In the U.S., the vitality in some CRE markets is falling, LaSalvia and Metcalfe said.
“We are seeing evidence of a critical mass problem within buildings and neighborhoods, as tenants look to find space that is attractive to employees not interested in being in hollowed out buildings without nearby amenities and vibrancy,” they said.
“The brighter future for office is trending towards active, mixed-use neighborhoods,” according to LaSalvia and Metcalfe. “Even Class B buildings can succeed in these environments.”
At the same time, “the preference of many employees to work from home cannot be overlooked,” they said in the report, noting that a large portion of workers consider a mandate to return to the office similar to a pay cut.

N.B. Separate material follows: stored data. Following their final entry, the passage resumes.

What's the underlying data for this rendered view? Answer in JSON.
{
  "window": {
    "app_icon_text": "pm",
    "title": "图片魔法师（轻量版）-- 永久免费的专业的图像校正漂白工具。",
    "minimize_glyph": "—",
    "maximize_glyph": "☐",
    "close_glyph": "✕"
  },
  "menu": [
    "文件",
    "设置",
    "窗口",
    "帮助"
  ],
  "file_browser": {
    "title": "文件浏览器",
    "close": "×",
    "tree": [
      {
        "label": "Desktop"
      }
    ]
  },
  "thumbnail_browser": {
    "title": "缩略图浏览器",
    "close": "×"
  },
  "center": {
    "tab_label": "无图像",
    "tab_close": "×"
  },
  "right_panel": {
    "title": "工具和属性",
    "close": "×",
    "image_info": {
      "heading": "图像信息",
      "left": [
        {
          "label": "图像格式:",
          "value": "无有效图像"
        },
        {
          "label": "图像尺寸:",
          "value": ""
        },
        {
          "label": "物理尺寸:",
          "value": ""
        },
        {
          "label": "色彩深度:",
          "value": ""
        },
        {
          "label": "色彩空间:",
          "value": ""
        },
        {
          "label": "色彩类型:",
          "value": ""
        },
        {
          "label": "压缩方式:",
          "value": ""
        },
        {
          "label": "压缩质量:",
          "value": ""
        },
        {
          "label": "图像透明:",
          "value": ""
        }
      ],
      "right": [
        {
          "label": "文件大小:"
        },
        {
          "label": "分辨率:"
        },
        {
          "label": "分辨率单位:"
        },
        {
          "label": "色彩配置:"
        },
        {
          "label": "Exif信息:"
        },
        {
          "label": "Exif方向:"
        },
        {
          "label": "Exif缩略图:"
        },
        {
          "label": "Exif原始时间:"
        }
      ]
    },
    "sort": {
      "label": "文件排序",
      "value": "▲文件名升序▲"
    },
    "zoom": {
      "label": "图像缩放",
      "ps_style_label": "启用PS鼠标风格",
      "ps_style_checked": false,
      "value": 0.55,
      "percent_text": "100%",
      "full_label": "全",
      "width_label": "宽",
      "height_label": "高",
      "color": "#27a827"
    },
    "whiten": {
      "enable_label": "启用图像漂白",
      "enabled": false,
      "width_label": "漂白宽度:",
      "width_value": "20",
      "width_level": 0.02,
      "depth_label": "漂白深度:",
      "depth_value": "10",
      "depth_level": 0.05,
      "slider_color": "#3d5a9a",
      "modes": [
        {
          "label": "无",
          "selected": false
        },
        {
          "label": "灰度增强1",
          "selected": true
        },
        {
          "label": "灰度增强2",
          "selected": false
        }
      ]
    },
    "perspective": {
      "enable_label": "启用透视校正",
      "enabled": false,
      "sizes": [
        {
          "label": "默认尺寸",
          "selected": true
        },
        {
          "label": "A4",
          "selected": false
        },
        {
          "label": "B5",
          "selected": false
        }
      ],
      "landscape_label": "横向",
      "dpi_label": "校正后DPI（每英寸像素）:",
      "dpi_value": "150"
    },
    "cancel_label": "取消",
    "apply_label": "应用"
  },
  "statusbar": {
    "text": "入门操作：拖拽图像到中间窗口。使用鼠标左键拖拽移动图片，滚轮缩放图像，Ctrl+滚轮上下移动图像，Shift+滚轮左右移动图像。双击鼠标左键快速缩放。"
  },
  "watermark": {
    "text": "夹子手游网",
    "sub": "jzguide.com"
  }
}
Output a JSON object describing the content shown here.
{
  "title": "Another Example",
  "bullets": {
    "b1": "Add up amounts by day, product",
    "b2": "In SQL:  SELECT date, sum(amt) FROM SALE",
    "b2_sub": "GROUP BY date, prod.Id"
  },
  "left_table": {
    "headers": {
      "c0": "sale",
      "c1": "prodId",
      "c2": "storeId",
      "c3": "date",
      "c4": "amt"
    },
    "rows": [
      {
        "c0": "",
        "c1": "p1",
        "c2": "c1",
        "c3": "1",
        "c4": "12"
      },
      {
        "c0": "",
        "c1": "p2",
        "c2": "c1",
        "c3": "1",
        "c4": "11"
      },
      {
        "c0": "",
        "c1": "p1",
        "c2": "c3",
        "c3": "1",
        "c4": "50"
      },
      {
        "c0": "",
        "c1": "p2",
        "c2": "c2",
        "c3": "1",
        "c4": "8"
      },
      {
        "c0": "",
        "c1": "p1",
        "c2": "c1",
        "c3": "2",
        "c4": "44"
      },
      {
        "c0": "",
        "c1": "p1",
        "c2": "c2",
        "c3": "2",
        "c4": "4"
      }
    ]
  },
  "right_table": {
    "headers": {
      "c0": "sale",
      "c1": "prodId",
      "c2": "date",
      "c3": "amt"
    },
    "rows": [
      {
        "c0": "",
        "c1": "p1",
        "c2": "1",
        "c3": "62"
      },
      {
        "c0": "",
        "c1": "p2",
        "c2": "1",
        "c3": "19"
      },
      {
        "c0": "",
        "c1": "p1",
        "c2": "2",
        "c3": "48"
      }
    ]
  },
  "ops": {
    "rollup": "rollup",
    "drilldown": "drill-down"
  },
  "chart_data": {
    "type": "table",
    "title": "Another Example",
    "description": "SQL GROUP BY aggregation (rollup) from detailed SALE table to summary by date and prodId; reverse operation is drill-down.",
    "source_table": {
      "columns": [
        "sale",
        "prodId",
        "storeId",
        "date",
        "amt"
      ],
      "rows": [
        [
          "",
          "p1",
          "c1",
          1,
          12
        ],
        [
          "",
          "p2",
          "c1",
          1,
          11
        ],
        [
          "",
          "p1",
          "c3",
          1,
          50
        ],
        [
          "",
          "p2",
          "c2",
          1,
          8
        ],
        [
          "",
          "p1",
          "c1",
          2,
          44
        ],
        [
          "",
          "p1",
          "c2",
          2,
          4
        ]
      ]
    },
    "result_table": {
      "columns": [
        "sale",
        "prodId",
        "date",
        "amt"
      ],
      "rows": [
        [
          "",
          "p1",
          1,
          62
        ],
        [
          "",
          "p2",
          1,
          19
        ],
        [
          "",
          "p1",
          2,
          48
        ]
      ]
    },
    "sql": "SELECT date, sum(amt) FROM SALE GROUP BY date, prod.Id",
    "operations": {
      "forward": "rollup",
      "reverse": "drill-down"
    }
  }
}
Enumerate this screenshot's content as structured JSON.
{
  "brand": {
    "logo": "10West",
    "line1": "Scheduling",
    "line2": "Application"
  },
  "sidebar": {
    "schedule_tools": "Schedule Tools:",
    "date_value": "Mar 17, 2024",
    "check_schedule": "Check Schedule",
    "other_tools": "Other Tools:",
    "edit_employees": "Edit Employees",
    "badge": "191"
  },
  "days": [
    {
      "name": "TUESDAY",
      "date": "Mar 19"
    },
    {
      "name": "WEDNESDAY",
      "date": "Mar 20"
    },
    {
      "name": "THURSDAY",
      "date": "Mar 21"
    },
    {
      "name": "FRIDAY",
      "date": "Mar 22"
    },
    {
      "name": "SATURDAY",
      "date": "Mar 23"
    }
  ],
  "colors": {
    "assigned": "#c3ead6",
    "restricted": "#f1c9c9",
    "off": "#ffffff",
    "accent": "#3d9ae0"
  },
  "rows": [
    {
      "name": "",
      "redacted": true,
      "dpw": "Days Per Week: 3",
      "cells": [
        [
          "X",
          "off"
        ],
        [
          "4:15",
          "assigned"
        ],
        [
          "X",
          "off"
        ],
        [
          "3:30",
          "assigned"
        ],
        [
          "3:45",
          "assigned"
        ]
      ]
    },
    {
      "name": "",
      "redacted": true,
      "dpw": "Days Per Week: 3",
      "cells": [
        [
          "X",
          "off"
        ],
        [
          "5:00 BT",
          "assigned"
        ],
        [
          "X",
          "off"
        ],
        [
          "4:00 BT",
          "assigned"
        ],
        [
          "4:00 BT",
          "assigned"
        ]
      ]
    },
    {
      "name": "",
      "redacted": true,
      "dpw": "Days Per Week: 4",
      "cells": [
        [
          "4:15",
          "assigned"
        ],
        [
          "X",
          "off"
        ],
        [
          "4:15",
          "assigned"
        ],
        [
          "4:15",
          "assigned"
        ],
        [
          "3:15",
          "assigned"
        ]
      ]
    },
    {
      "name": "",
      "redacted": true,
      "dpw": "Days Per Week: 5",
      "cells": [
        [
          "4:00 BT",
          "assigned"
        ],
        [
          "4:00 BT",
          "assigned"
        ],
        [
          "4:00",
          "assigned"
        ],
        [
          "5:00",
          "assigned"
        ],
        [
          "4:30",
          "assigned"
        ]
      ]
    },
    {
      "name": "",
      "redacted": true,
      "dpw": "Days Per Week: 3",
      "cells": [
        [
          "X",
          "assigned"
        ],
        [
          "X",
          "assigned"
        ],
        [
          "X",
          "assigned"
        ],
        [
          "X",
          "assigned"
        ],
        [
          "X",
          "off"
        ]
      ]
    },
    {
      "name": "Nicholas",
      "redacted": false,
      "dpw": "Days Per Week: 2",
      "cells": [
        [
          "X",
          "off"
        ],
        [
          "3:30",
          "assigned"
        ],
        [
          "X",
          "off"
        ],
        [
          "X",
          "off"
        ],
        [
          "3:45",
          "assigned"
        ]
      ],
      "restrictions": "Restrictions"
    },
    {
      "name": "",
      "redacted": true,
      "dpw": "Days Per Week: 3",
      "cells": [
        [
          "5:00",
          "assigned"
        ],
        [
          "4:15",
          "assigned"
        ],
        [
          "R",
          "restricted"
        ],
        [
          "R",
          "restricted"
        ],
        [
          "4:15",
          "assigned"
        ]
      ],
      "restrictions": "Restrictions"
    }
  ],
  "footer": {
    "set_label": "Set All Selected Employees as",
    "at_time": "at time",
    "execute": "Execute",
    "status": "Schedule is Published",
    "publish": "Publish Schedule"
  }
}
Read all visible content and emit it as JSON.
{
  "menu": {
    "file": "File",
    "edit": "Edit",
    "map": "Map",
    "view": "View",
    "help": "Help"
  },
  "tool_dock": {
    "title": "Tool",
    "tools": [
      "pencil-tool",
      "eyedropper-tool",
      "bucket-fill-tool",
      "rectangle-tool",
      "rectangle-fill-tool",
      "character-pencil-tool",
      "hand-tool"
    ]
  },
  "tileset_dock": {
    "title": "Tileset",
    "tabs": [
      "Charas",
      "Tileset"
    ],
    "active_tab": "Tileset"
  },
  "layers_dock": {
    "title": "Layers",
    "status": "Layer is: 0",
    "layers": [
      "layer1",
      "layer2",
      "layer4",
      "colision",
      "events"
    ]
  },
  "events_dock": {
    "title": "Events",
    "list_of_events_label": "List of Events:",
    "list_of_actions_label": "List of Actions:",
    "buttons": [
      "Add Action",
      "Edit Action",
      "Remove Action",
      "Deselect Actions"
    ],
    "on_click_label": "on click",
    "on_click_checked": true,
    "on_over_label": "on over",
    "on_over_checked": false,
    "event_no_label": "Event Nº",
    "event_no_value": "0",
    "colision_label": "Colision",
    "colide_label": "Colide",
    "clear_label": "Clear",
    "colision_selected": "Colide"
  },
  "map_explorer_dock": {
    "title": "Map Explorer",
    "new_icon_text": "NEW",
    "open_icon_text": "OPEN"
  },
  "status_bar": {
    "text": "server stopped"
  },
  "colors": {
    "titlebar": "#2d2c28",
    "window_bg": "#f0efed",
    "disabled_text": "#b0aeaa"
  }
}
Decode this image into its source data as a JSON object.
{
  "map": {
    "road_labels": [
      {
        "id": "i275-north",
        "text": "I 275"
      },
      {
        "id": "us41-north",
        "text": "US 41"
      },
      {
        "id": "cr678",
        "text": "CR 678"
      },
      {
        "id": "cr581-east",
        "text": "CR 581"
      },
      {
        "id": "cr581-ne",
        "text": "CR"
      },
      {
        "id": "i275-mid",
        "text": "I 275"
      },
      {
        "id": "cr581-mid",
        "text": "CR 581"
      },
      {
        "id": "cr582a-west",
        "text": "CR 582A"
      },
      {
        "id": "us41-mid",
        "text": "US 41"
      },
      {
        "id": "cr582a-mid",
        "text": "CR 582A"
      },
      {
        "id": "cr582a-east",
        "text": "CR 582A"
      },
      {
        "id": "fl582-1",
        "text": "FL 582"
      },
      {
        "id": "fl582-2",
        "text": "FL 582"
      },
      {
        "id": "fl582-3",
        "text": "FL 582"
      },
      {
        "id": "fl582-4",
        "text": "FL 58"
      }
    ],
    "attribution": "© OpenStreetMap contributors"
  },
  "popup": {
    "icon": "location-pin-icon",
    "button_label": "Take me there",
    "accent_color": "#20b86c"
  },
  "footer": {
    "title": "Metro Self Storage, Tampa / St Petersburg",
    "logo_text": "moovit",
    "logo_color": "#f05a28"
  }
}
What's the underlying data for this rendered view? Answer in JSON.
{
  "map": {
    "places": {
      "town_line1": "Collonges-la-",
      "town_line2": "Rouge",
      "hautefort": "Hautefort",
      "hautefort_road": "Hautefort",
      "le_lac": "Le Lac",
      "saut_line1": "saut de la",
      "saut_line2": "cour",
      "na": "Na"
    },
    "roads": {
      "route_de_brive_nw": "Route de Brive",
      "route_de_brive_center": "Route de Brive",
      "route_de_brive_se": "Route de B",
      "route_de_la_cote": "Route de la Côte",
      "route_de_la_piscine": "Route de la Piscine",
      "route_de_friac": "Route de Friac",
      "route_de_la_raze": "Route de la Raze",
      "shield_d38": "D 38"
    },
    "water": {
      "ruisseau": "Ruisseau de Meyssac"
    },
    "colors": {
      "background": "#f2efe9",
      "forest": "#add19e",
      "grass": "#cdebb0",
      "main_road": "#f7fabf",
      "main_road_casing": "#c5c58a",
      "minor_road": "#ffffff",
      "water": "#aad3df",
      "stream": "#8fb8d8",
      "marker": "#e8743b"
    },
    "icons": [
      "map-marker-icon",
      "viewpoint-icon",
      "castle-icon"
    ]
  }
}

Moreover, 28% of respondents to a Federal Reserve study between 2022-2023 said they would be highly likely to switch jobs if required to return to the office, the Moody’s economists said.
Over time, market forces will trim vacancies. “As office valuation declines are realized, conversions and teardowns will make more sense, which will act as a tailwind and put downward pressure on vacancy rates,” they said.
In the near term, “there are still many companies planning to return to the office at greater levels in 2024,” the Moody’s economists said. “This implies that currently higher WFH [work from home] full time and one- or two-day-a-week counts may also be short lived.”